CLINICAL THYROIDOLOGY FOR PATIENTS
A publication of the American Thyroid Association
A single PTH measurement on the first postoperative day predicts the need for calcium supplementation following thyroid surgery
ABBREVIATIONS & DEFINITIONS
Thyroidectomy: surgery to remove the entire thyroid gland. When the entire thyroid is removed it is termed a total thyroidectomy. When less is removed, such as in removal of a lobe, it is termed a partial thyroidectomy.
Completion thyroidectomy: surgery to remove the remaining thyroid lobe in thyroid cancer patients who initially had a lobectomy.
Total thyroidectomy: surgery to remove the entire thyroid gland.
Hypoparathyroidism: low calcium levels due to decreased secretion of parathyroid hormone (PTH) from the parathyroid glands next to the thyroid. This can occur as a result of damage to the glands during thyroid surgery and usually resolves. This may also occur as a result of autoimmune destruction of the glands, in which case it is usually permanent.
Hypocalcemia: low calcium levels in the blood, a complication from thyroid surgery that is usually short-term and relatively easily treated with calcium pills. If left untreated, low calcium may be associated with muscle twitching or cramping and, if severe, can cause seizures and/or heart problems.
Parathyroid glands: usually four small glands located around the thyroid that secrete parathyroid hormone (PTH) which regulates the body’s calcium levels.
Parathyroid hormone (PTH): the hormone that regulates the body’s calcium levels. High levels of PTH cause hypercalcemia, or too much calcium in the blood. Low levels of PTH cause hypocalcemia, or too little calcium in the blood.
Calcitriol: an analog of Vitamin D that is fast acting and works to increase the absorption of calcium from the gut.
The parathyroid glands are small glands near the thyroid and help regulate calcium levels in the body. When patients undergo surgery to remove the entire thyroid gland, one of the risks is damage to the parathyroid glands. If the parathyroid glands are injured during surgery, calcium levels in the blood can become dangerously low. This can be a temporary or a permanent problem. In the past, frequent blood draws were required to measure calcium levels at regular intervals after surgery to ensure that the calcium levels remain normal. If the calcium levels became too low then patients were treated with calcium and vitamin D.
More recently, physicians have looked for alternative methods that would reduce the number of required blood draws after surgery, predict whether a specific patient would develop low calcium levels and determine which patients would require calcium and/or vitamin D. This study studied whether measuring PTH on the first post-operative day would predict the need for postoperative calcium supplementation.
THE FULL ARTICLE TITLE:
Cayo AK et al.

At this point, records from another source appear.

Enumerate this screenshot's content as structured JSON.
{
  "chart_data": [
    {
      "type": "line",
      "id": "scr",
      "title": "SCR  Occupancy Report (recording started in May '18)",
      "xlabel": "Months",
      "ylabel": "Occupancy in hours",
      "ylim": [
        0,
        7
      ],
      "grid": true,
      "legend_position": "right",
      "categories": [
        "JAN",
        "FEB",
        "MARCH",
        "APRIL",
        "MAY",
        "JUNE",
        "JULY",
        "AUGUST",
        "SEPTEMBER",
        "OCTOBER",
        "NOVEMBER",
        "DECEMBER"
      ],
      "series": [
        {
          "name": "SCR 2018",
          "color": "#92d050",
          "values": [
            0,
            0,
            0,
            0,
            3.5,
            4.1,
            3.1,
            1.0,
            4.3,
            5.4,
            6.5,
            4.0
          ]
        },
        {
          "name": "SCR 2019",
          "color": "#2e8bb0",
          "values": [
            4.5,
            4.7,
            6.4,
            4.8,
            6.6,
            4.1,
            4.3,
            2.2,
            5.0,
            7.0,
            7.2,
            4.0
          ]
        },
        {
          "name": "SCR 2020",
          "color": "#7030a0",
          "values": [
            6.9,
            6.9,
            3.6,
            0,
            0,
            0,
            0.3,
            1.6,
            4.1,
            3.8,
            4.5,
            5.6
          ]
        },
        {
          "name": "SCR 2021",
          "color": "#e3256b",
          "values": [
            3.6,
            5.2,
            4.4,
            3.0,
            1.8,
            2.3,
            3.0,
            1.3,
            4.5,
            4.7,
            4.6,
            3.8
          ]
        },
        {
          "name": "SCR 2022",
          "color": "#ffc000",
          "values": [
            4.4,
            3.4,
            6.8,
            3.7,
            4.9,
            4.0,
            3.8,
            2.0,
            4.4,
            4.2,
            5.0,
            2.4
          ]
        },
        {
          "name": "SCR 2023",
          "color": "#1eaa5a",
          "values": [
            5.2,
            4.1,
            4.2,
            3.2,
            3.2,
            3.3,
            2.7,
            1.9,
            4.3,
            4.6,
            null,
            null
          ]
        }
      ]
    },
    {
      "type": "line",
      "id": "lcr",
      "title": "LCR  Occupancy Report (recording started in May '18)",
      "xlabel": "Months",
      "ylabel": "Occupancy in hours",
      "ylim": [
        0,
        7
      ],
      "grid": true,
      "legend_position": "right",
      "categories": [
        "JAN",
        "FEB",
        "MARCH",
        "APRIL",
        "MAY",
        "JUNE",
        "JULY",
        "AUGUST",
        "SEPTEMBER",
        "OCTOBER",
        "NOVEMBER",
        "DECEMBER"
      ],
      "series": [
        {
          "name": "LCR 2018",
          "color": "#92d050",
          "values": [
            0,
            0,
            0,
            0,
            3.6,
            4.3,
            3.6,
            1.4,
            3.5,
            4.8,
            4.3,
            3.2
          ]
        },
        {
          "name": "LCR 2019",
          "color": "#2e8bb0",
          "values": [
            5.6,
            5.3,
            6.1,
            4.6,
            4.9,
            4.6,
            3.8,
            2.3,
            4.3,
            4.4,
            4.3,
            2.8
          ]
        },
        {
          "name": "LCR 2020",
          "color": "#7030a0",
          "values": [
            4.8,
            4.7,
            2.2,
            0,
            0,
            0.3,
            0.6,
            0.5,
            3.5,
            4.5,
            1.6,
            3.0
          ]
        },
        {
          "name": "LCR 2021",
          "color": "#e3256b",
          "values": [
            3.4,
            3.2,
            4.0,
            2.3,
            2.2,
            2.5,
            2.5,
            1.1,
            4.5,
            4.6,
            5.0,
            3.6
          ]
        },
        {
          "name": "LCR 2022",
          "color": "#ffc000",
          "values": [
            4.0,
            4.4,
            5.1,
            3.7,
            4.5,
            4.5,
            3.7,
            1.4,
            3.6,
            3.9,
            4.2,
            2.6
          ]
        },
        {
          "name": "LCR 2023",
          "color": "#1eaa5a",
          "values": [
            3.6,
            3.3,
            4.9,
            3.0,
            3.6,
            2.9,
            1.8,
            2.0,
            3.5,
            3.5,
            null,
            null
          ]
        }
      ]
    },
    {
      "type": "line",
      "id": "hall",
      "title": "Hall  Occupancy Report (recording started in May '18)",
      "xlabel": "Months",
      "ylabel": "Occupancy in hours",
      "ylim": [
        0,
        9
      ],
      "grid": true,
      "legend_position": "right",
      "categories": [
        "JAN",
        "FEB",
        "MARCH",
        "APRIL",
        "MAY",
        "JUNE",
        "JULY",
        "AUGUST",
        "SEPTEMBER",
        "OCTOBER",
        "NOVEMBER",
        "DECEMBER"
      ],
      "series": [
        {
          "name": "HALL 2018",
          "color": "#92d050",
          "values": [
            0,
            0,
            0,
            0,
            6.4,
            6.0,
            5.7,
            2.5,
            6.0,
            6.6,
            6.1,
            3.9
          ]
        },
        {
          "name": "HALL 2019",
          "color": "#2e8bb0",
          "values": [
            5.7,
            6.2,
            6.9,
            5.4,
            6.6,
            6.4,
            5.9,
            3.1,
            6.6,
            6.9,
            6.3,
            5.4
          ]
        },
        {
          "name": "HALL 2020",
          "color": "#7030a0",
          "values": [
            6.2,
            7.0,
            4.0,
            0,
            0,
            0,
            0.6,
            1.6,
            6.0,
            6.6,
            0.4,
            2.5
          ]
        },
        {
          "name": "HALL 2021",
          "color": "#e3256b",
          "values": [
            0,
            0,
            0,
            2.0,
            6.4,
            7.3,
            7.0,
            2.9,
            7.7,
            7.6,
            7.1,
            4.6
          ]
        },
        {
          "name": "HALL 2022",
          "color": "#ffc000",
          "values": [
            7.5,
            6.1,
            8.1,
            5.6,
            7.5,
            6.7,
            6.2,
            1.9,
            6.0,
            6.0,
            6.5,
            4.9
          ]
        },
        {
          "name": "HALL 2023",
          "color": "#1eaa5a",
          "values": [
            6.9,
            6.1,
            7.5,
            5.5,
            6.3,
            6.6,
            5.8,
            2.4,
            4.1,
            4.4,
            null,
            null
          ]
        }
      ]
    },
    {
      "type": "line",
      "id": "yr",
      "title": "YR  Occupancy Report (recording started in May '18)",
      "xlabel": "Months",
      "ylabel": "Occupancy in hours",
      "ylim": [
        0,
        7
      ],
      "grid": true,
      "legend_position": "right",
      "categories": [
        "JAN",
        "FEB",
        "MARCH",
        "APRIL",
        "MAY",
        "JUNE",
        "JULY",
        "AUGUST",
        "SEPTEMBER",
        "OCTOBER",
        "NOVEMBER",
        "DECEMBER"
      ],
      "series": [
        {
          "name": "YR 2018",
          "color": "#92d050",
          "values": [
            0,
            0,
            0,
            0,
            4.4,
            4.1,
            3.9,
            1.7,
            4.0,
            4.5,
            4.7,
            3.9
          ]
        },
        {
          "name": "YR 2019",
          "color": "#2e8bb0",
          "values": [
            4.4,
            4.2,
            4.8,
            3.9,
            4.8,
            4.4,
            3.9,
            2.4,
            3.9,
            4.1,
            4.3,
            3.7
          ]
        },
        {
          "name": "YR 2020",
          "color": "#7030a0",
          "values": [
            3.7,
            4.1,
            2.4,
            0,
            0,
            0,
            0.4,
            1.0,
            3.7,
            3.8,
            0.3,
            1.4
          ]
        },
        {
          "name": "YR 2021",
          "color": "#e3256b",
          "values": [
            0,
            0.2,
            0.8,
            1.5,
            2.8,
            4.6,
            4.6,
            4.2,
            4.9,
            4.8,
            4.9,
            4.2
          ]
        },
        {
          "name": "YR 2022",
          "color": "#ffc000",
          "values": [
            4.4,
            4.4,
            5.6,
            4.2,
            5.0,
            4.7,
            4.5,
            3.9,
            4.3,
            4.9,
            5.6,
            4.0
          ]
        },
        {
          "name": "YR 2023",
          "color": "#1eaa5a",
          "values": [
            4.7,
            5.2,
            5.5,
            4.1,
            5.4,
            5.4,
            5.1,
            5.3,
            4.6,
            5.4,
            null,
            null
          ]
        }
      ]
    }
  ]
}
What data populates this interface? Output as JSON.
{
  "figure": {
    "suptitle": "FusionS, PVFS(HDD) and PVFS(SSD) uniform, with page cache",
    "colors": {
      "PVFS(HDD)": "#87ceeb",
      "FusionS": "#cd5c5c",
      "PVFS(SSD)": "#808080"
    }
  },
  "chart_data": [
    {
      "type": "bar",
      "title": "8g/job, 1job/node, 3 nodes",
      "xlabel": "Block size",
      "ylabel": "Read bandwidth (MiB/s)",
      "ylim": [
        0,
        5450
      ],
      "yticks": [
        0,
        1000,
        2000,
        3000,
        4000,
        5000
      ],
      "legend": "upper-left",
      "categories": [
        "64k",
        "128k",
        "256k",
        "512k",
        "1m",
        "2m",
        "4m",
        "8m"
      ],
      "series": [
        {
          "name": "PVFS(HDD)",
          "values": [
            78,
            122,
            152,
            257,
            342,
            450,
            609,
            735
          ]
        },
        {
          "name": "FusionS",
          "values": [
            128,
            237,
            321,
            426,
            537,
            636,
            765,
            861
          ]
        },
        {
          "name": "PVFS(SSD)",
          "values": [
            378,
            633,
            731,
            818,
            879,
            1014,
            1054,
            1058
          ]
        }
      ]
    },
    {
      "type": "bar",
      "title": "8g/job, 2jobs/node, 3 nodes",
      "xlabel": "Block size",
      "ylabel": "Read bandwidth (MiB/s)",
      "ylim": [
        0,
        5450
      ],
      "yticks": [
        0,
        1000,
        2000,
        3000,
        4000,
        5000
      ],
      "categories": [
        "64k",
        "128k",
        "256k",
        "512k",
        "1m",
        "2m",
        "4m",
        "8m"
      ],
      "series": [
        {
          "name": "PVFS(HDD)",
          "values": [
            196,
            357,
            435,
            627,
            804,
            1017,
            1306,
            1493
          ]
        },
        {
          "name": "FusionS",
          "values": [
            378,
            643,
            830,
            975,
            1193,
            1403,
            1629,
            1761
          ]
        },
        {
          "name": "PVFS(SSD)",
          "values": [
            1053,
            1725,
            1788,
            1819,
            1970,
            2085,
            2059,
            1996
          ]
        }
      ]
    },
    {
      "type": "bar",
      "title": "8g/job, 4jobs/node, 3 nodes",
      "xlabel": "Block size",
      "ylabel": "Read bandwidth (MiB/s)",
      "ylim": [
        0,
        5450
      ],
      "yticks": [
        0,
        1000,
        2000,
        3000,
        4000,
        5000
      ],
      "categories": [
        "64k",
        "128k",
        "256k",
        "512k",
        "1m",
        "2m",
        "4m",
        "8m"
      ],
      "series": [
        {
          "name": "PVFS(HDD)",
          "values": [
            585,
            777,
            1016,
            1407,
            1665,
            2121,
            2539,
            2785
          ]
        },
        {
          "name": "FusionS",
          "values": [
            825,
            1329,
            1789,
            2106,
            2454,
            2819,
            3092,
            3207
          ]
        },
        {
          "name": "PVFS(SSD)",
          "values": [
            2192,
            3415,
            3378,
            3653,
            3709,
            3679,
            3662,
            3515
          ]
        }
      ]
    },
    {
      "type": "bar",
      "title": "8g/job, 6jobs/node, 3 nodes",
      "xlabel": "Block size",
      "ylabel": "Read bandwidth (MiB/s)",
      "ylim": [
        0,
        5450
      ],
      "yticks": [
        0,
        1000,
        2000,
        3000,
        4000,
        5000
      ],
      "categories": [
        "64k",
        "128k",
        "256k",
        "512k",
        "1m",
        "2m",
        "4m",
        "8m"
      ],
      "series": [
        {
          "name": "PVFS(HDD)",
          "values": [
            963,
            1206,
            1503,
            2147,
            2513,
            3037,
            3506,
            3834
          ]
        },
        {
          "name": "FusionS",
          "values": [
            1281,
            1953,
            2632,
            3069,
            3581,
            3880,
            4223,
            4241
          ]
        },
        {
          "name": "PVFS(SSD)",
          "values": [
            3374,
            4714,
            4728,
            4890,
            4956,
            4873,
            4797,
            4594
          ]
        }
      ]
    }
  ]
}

Predicting the need for calcium and calcitriol supplementation after total thyroidectomy: results of a prospective, randomized study. Surgery 2012;152:1059-67. Epub October 13, 2012.
SUMMARY OF THE STUDY
This was a prospective, randomized trial over a 23 month period looking at 142 patients that had their thyroid removed. PTH levels were measured on the morning of the first post-operative day. If the patients had a PTH level > 10, no calcium or vitamin D was given. If the PTH level was <5, the patient was randomly assigned to calcium supplementation or calcium and calcitriol (vitamin D analog) supplementation. If the PTH was 5 to 10, the patient was randomly assigned to either calcium supplementation or no supplementation. According to this criteria, 116 patients were not given any supplementation, 20 patients were given calcium alone and 7 patients received calcium and calcitriol.
In 10% of patients with a PTH ≥10 and 48 with PTH <10, symptoms of low calcium were reported within the first 72 hours after surgery. On statistical analysis, young age and postoperative PTH were independent risk factors for postoperative low calcium. A total of 55% of patients with a PTH <10 on postoperative day 1 were on calcium and calcitriol at 1 week after surgery, whereas no patients with a PTH ≥10 on postoperative day 1 were on routine calcium or calcitriol at 1 week after surgery.
WHAT ARE THE IMPLICATIONS OF THIS STUDY?
Many studies have looked at PTH measurement after surgery as a predictor for whether a patient needs to take calcium after thyroid surgery. When the measurement should be taken and the guidelines for supplementation based on the measurement have varied between articles. This is a welcome development for patients, as it reduces the number of times blood has to be drawn to determine calcium levels after surgery for many patients and allows patients to go home sooner after their procedure.